A cloud archive is a service involving vendor storage of client data sets in the vendor’s own infrastructure. Like other cloud services, the cloud archive happens through the web data gets moved from on-premise, in-house systems to a cloud destination somewhere in the vendor’s network. A cloud archive with data retrieval capability is one of the most basic and fundamental cloud services that vendors provide in today’s technology.
A cloud archive can cut down on a company’s in-house costs. Companies that use the services are now familiar with the principle that by ordering vendor cloud storage, they can eliminate the high costs and other effort of buying and installing servers and disk space in their own business locations.
As cloud services have advanced, cloud archives and other options provide easy, on-demand, scalable services, and are becoming easier and easier to adopt.

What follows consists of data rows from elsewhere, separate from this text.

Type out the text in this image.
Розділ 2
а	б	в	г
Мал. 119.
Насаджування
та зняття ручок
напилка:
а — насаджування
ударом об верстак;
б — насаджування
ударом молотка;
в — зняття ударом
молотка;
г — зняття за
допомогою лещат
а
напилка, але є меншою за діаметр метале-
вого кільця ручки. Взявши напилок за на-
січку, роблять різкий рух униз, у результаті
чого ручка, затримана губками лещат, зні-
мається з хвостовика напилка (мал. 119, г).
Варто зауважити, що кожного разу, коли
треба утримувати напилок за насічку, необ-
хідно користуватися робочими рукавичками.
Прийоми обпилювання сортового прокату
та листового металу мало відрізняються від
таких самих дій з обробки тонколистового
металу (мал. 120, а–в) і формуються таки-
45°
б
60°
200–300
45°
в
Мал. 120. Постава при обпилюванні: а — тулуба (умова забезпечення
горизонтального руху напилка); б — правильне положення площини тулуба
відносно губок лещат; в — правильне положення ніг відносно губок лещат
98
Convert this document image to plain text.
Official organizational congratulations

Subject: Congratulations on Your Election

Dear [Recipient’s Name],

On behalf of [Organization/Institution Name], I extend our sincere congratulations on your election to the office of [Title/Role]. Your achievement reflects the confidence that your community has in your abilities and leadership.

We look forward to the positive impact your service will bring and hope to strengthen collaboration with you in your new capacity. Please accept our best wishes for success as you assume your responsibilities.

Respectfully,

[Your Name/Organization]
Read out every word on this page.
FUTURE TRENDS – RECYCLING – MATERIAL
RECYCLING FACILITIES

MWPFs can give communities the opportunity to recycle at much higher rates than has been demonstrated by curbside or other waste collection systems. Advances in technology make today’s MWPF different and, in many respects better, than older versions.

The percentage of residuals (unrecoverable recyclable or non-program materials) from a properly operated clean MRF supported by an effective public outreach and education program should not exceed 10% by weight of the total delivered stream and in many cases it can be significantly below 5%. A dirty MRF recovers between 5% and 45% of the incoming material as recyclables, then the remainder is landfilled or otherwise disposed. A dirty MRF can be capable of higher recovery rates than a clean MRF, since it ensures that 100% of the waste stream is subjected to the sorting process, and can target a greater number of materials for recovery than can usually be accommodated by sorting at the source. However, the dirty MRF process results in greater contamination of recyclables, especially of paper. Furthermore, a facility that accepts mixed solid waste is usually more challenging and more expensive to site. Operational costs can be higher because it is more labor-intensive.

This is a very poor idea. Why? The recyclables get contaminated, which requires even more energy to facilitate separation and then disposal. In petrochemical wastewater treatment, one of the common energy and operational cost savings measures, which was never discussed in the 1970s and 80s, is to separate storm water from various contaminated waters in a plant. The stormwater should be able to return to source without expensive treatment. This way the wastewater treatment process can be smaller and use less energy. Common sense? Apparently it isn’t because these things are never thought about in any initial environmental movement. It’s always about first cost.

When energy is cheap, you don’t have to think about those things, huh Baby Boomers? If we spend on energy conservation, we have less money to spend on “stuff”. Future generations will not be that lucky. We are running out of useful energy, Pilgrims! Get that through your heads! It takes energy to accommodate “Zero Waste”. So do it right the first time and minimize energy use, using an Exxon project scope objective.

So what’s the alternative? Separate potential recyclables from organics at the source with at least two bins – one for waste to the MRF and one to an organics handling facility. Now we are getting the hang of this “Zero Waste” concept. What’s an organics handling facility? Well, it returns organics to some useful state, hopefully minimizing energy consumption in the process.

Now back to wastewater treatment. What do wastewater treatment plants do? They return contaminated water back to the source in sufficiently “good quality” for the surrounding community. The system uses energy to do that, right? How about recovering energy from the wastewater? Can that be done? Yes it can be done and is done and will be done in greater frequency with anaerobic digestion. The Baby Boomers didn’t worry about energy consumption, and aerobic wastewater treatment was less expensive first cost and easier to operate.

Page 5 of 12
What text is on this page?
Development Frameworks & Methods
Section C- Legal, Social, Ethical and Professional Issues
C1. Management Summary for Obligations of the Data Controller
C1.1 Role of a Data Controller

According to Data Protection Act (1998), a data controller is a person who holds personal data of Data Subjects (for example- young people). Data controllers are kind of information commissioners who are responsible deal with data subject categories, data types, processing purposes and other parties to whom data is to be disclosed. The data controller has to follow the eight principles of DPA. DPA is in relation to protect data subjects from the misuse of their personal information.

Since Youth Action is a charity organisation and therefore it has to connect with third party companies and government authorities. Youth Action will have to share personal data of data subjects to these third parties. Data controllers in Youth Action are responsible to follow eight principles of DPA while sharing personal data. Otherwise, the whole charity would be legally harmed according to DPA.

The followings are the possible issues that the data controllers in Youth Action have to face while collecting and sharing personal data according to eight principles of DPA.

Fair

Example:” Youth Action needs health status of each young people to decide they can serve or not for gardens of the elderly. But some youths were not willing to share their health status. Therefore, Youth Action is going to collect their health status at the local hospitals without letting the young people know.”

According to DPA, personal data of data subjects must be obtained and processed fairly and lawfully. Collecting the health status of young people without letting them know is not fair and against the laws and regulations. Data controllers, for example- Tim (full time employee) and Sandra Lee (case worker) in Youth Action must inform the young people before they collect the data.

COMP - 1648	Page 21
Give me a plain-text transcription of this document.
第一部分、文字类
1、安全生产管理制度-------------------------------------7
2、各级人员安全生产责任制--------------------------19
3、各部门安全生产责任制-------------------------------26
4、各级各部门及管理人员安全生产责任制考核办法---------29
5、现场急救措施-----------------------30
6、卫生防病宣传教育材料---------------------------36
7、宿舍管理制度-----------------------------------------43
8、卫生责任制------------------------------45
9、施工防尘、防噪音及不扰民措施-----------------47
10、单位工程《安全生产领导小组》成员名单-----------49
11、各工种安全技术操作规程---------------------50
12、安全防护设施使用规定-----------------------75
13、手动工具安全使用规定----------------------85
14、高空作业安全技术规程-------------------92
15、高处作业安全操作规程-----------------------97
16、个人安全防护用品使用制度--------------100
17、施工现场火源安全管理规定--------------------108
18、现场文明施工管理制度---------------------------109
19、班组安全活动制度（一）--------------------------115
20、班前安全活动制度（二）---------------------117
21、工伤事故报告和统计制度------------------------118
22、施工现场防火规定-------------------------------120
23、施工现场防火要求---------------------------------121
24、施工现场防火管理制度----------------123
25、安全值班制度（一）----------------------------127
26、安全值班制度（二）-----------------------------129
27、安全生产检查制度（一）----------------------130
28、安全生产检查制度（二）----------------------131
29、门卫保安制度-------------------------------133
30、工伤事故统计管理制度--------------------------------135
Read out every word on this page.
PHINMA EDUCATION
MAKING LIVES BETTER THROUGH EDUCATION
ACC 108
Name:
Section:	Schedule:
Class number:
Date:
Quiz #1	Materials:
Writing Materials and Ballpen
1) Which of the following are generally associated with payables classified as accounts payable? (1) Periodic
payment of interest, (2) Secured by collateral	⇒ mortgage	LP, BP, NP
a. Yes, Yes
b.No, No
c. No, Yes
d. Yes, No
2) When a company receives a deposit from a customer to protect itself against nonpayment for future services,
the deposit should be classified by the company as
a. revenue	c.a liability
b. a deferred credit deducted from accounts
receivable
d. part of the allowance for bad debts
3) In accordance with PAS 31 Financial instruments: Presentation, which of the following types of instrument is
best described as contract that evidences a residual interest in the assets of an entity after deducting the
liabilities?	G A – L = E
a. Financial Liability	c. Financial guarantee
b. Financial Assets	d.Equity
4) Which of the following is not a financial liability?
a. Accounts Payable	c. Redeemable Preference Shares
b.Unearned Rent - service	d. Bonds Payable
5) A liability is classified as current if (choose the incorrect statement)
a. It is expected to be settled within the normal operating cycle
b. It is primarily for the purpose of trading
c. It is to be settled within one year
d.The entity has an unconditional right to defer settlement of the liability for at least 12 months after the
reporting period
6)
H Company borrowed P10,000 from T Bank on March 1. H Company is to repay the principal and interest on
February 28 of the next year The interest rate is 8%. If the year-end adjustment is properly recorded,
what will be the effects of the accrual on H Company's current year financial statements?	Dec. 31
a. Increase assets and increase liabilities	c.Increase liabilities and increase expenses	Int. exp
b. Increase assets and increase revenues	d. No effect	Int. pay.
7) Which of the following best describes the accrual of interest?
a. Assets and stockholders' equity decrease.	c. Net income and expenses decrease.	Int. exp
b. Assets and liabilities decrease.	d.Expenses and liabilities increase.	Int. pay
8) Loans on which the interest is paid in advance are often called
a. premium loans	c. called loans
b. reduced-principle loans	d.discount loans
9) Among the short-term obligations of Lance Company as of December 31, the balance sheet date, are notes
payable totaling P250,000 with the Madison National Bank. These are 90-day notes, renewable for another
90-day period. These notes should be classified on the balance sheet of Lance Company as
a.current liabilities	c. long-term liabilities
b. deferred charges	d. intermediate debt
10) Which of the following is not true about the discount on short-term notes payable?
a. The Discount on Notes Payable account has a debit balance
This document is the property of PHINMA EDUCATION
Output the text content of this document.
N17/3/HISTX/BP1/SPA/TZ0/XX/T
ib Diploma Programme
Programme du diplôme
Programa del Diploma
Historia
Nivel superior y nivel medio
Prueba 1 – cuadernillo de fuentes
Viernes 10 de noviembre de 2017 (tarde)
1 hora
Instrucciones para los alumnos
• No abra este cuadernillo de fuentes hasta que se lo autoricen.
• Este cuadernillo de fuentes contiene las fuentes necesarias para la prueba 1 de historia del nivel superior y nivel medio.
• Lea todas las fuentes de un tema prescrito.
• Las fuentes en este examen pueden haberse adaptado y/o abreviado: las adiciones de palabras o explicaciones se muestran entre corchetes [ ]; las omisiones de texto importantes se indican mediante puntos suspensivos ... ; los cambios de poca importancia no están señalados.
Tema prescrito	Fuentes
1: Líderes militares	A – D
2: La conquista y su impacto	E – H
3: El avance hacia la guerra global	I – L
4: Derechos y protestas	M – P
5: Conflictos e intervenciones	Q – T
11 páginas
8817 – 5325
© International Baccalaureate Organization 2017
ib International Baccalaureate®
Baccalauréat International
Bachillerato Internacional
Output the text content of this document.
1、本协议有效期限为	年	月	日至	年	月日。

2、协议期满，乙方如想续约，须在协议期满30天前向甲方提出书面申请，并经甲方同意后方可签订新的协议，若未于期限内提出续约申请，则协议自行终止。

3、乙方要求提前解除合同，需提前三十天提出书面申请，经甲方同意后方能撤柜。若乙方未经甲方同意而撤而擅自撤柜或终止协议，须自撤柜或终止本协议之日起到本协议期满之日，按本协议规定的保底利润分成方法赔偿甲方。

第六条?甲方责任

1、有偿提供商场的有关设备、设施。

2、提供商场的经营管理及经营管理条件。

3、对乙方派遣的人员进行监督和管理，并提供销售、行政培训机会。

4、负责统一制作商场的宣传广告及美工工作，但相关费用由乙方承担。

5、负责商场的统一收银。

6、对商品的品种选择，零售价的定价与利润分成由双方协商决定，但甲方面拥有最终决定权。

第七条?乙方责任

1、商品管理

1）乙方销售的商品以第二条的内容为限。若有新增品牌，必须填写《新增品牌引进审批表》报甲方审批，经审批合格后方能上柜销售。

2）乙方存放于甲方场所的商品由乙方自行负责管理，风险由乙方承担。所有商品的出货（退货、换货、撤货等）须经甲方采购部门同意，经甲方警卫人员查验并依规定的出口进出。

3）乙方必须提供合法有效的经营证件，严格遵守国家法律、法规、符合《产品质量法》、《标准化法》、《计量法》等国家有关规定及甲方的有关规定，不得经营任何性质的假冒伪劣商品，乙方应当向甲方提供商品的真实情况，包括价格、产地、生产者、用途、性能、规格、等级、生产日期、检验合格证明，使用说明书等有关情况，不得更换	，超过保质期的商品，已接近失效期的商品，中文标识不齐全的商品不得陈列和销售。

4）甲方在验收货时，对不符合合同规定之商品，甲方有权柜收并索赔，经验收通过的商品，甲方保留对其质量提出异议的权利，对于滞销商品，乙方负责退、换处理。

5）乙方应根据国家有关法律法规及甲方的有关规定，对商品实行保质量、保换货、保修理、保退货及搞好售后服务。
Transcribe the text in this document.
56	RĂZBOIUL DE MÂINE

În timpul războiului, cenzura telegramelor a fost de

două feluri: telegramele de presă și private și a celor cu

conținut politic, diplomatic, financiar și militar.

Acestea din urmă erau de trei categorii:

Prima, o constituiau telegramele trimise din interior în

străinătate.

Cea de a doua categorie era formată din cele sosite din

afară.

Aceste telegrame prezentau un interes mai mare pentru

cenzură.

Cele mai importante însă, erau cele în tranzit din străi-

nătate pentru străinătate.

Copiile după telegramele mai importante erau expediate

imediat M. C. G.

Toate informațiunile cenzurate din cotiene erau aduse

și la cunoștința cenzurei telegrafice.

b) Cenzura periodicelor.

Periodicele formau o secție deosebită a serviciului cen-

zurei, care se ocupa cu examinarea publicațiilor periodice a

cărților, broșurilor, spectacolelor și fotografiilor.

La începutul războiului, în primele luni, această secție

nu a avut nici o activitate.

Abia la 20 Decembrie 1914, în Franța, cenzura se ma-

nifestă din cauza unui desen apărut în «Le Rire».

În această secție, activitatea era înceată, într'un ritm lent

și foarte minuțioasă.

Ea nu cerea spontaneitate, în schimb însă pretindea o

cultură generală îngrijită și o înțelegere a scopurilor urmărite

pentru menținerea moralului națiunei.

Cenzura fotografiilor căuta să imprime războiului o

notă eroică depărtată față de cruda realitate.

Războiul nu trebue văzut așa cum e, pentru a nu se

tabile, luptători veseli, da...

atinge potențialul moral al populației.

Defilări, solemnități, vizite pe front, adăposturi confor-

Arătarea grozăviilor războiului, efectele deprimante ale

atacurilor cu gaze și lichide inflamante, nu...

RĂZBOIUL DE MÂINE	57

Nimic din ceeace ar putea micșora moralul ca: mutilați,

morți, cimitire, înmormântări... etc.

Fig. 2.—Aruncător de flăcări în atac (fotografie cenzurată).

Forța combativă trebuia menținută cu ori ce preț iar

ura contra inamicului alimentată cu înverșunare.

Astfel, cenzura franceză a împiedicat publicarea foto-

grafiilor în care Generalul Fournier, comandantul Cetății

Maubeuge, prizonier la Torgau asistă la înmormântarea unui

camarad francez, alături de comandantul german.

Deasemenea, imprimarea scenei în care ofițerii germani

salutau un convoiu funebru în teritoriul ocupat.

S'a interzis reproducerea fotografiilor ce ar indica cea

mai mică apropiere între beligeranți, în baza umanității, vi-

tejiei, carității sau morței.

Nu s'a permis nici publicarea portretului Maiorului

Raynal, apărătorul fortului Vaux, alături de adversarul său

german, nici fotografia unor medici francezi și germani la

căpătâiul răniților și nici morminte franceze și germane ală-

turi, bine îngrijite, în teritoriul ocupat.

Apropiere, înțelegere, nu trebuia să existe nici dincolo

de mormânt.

That’s leading a massive trend toward cloud adoption, including contracts for cloud archives and cloud storage. The agreements should contemplate when and how the data will be retrieved from the cloud archive, according to the business needs. In some cases, data retrieval will be rare in other cases, it may be more of a common requirement. Like other cloud services, a cloud archive can be documented through something called a service-level agreement that is upheld by a vendor and client.